Bureau de l'inspection pool du secondaire Mambasa 2 à Biakato
Les attaques répétées attribuées aux rebelles des Allied Democratic Forces continuent de plonger le secteur éducatif dans une grave crise dans la chefferie des Babila-Babombi, dans le territoire de Mambasa.
Selon les autorités scolaires de la sous-division éducationnelle Mambasa 2, près de 100 écoles maternelles, primaires et secondaires ont suspendu leurs activités à la suite de l’insécurité persistante dans plusieurs localités de la région.
Les zones de Biakato, Makumo, Alima ainsi que plusieurs villages environnants figurent parmi les secteurs les plus touchés par cette paralysie du système éducatif.
D’après les responsables de l’éducation, cette situation a provoqué le déplacement massif des populations.
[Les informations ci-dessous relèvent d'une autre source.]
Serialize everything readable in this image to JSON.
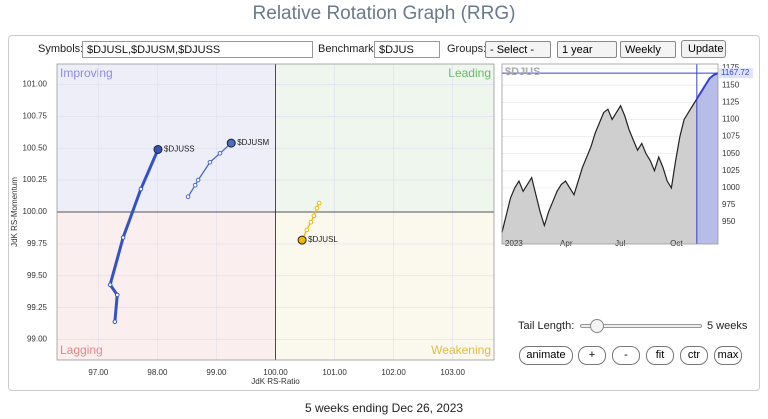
{
  "header": {
    "title": "Relative Rotation Graph (RRG)"
  },
  "controls": {
    "symbols_label": "Symbols:",
    "symbols_value": "$DJUSL,$DJUSM,$DJUSS",
    "benchmark_label": "Benchmark:",
    "benchmark_value": "$DJUS",
    "groups_label": "Groups:",
    "groups_value": "- Select -",
    "period_value": "1 year",
    "frequency_value": "Weekly",
    "update_button": "Update"
  },
  "chart_data": [
    {
      "type": "scatter",
      "xlabel": "JdK RS-Ratio",
      "ylabel": "JdK RS-Momentum",
      "xlim": [
        96.3,
        103.7
      ],
      "ylim": [
        98.84,
        101.16
      ],
      "xticks": [
        {
          "value": 97,
          "label": "97.00"
        },
        {
          "value": 98,
          "label": "98.00"
        },
        {
          "value": 99,
          "label": "99.00"
        },
        {
          "value": 100,
          "label": "100.00"
        },
        {
          "value": 101,
          "label": "101.00"
        },
        {
          "value": 102,
          "label": "102.00"
        },
        {
          "value": 103,
          "label": "103.00"
        }
      ],
      "yticks": [
        {
          "value": 99,
          "label": "99.00"
        },
        {
          "value": 99.25,
          "label": "99.25"
        },
        {
          "value": 99.5,
          "label": "99.50"
        },
        {
          "value": 99.75,
          "label": "99.75"
        },
        {
          "value": 100,
          "label": "100.00"
        },
        {
          "value": 100.25,
          "label": "100.25"
        },
        {
          "value": 100.5,
          "label": "100.50"
        },
        {
          "value": 100.75,
          "label": "100.75"
        },
        {
          "value": 101,
          "label": "101.00"
        }
      ],
      "grid": true,
      "quadrants": [
        {
          "name": "Improving",
          "color": "#eeeef9",
          "text_color": "#8c8ce0"
        },
        {
          "name": "Leading",
          "color": "#eef6ee",
          "text_color": "#66bb66"
        },
        {
          "name": "Lagging",
          "color": "#fbeeee",
          "text_color": "#e08888"
        },
        {
          "name": "Weakening",
          "color": "#fbf8ee",
          "text_color": "#e0bb44"
        }
      ],
      "series": [
        {
          "name": "$DJUSL",
          "color": "#f0b800",
          "x": [
            100.74,
            100.7,
            100.65,
            100.6,
            100.53,
            100.45
          ],
          "y": [
            100.07,
            100.03,
            99.97,
            99.92,
            99.86,
            99.78
          ]
        },
        {
          "name": "$DJUSM",
          "color": "#4a6acc",
          "x": [
            98.52,
            98.64,
            98.69,
            98.89,
            99.06,
            99.25
          ],
          "y": [
            100.12,
            100.21,
            100.25,
            100.39,
            100.46,
            100.54
          ]
        },
        {
          "name": "$DJUSS",
          "color": "#3352c4",
          "x": [
            97.28,
            97.32,
            97.2,
            97.42,
            97.72,
            98.01
          ],
          "y": [
            99.14,
            99.35,
            99.43,
            99.8,
            100.18,
            100.49
          ]
        }
      ]
    },
    {
      "type": "line",
      "title": "$DJUS",
      "color": "#222222",
      "categories": [
        "2023",
        null,
        null,
        null,
        null,
        null,
        null,
        null,
        null,
        null,
        null,
        null,
        null,
        "Apr",
        null,
        null,
        null,
        null,
        null,
        null,
        null,
        null,
        null,
        null,
        null,
        null,
        "Jul",
        null,
        null,
        null,
        null,
        null,
        null,
        null,
        null,
        null,
        null,
        null,
        null,
        "Oct",
        null,
        null,
        null,
        null,
        null,
        null,
        null,
        null,
        null,
        null,
        null,
        null
      ],
      "values": [
        935,
        960,
        985,
        1000,
        1010,
        995,
        1005,
        1015,
        990,
        965,
        945,
        965,
        980,
        995,
        1005,
        1010,
        1000,
        990,
        1010,
        1030,
        1045,
        1060,
        1080,
        1095,
        1110,
        1115,
        1100,
        1110,
        1120,
        1105,
        1085,
        1070,
        1055,
        1065,
        1050,
        1040,
        1025,
        1045,
        1030,
        1010,
        1000,
        1040,
        1075,
        1100,
        1110,
        1120,
        1130,
        1140,
        1150,
        1160,
        1165,
        1167.72
      ],
      "ylim": [
        918,
        1181
      ],
      "yticks": [
        950,
        975,
        1000,
        1025,
        1050,
        1075,
        1100,
        1125,
        1150,
        1175
      ]
    }
  ],
  "tail_controls": {
    "label": "Tail Length:",
    "value": "5 weeks",
    "buttons": [
      "animate",
      "+",
      "-",
      "fit",
      "ctr",
      "max"
    ]
  },
  "footer": {
    "caption": "5 weeks ending Dec 26, 2023"
  }
}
Plusieurs enseignants ont abandonné leurs postes pour se mettre à l’abri, tandis que de nombreux élèves et leurs parents ont fui vers des zones jugées plus sécurisées, notamment dans la province voisine du Nord-Kivu. Certains établissements scolaires restent totalement fermés, les habitants craignant de nouvelles incursions des assaillants.
Le chef de la sous-division Mambasa 2, Michel Ipunio, déplore les conséquences de cette crise sécuritaire sur l’avenir des enfants.
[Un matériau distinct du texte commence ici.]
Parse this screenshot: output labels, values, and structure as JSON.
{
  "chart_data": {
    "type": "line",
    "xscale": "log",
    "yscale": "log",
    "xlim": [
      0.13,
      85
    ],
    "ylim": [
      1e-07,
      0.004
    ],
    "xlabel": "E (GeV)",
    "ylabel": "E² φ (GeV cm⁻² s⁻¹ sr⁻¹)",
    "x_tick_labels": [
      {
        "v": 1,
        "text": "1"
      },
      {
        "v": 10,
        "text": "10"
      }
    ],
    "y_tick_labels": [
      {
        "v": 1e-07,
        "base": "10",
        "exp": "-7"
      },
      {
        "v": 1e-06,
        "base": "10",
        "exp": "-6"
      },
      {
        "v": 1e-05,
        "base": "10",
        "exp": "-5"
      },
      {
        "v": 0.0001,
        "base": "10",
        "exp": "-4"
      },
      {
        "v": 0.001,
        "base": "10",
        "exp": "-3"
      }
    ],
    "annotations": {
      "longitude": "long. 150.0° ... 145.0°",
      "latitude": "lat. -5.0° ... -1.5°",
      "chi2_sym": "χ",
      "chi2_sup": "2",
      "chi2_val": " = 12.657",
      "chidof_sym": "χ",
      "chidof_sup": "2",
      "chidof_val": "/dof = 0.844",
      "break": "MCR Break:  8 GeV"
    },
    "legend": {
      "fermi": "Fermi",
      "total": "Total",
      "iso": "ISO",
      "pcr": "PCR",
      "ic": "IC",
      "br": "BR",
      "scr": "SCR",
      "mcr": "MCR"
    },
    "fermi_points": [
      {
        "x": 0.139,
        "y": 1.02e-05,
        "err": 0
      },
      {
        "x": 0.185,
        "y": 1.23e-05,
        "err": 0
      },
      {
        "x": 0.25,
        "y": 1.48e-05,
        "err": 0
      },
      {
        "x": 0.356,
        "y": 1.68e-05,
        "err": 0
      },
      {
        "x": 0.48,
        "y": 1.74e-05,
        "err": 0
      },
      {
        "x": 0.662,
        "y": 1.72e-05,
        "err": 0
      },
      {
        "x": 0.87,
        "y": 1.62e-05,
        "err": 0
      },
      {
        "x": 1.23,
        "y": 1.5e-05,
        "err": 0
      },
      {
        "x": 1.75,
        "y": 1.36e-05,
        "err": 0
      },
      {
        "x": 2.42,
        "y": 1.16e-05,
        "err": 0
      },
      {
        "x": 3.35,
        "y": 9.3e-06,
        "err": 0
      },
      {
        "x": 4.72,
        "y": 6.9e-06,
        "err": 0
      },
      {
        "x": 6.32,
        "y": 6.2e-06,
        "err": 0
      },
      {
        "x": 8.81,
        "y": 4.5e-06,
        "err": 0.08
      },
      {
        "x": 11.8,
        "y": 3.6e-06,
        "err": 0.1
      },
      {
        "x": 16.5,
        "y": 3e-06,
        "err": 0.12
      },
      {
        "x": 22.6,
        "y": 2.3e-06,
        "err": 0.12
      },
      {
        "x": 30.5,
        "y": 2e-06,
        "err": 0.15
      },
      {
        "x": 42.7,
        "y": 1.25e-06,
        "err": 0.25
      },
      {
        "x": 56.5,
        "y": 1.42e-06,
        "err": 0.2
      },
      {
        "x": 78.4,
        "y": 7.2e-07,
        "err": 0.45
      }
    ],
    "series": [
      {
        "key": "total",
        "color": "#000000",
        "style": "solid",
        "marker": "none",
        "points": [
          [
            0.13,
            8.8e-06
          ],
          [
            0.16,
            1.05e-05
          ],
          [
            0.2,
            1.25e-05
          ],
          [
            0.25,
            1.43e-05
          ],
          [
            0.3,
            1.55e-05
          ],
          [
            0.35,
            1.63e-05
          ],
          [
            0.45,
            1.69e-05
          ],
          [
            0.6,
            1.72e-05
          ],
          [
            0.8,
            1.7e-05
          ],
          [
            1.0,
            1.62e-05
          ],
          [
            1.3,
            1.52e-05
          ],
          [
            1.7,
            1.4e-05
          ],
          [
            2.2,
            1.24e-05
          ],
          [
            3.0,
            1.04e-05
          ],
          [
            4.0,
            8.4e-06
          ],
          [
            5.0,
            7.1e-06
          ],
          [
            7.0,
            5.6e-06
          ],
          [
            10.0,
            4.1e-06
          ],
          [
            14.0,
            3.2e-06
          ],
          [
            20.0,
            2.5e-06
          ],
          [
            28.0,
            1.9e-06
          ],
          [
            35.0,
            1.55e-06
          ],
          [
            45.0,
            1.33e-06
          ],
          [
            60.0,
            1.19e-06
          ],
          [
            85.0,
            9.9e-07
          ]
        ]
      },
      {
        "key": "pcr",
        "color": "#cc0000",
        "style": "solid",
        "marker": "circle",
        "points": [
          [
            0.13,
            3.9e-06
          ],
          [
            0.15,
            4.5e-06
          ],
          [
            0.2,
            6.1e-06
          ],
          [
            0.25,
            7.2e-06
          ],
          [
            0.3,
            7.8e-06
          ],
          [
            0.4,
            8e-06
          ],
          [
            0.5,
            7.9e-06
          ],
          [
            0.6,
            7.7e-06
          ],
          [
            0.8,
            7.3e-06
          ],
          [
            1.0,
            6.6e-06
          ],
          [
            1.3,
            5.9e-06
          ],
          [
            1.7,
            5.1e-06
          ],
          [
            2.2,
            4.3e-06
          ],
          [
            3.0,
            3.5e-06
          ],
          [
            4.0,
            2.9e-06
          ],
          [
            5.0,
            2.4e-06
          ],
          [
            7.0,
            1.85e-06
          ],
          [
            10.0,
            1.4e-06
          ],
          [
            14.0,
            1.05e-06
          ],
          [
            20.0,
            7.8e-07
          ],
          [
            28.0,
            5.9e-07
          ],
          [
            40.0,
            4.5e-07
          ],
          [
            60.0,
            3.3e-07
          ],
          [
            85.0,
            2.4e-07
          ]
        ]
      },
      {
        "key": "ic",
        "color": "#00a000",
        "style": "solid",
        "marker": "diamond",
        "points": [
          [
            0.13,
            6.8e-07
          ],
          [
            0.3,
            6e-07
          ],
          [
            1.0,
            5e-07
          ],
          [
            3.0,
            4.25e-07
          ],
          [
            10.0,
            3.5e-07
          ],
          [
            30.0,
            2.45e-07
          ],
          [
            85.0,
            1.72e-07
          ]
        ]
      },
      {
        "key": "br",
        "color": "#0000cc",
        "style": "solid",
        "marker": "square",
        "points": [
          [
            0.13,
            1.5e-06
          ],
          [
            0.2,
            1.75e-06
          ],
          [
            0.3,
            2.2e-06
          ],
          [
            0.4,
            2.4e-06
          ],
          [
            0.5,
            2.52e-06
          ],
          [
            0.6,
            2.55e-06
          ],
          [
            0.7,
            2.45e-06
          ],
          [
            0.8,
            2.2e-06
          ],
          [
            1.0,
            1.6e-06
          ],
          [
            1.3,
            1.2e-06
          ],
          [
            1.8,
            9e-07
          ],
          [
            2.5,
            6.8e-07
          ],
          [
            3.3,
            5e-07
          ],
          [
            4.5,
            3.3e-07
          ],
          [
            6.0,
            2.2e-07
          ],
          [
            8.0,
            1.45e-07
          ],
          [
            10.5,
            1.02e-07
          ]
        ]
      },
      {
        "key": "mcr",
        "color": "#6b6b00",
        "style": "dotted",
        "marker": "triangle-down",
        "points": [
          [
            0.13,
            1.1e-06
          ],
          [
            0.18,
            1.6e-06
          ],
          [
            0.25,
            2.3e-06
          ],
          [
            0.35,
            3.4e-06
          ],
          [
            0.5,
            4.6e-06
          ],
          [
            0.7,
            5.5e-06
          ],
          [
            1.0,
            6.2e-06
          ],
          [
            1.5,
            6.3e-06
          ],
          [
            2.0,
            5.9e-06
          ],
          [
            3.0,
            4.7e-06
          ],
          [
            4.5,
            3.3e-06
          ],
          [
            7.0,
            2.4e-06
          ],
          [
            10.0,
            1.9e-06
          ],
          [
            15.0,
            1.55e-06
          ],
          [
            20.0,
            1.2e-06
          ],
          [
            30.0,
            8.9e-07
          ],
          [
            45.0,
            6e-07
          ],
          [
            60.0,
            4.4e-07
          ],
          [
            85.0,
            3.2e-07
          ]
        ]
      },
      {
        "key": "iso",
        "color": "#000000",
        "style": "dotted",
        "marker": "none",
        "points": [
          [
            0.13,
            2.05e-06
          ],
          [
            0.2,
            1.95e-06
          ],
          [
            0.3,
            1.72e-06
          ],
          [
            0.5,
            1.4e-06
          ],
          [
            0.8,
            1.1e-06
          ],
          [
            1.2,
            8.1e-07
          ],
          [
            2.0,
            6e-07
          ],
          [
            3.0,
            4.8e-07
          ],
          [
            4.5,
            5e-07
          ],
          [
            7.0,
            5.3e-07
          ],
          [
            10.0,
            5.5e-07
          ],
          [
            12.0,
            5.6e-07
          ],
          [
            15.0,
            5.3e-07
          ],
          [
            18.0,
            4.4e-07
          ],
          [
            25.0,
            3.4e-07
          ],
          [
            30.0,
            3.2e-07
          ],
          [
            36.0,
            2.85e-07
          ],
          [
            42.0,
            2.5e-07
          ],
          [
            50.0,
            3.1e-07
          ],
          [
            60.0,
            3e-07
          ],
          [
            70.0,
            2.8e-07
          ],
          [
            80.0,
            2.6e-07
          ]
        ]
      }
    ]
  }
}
« Aujourd’hui, près de 100 écoles sont touchées par l’insécurité dans notre sous-division. Plus de 23 700 élèves sont privés de cours suite aux attaques répétées des ADF dans plusieurs localités de Babila-Babombi. Plusieurs enseignants et familles ont fui la zone pour leur sécurité », a déclaré Michel Ipunio à MAMBASANEWS.CD
Il appelle les autorités compétentes à renforcer les mesures de sécurité afin de permettre la reprise effective des activités scolaires dans les zones affectées.
Les acteurs éducatifs craignent que cette situation n’aggrave davantage la déscolarisation des enfants dans cette partie de la province de l’Ituri, déjà confrontée depuis plusieurs années à l’activisme des groupes armés.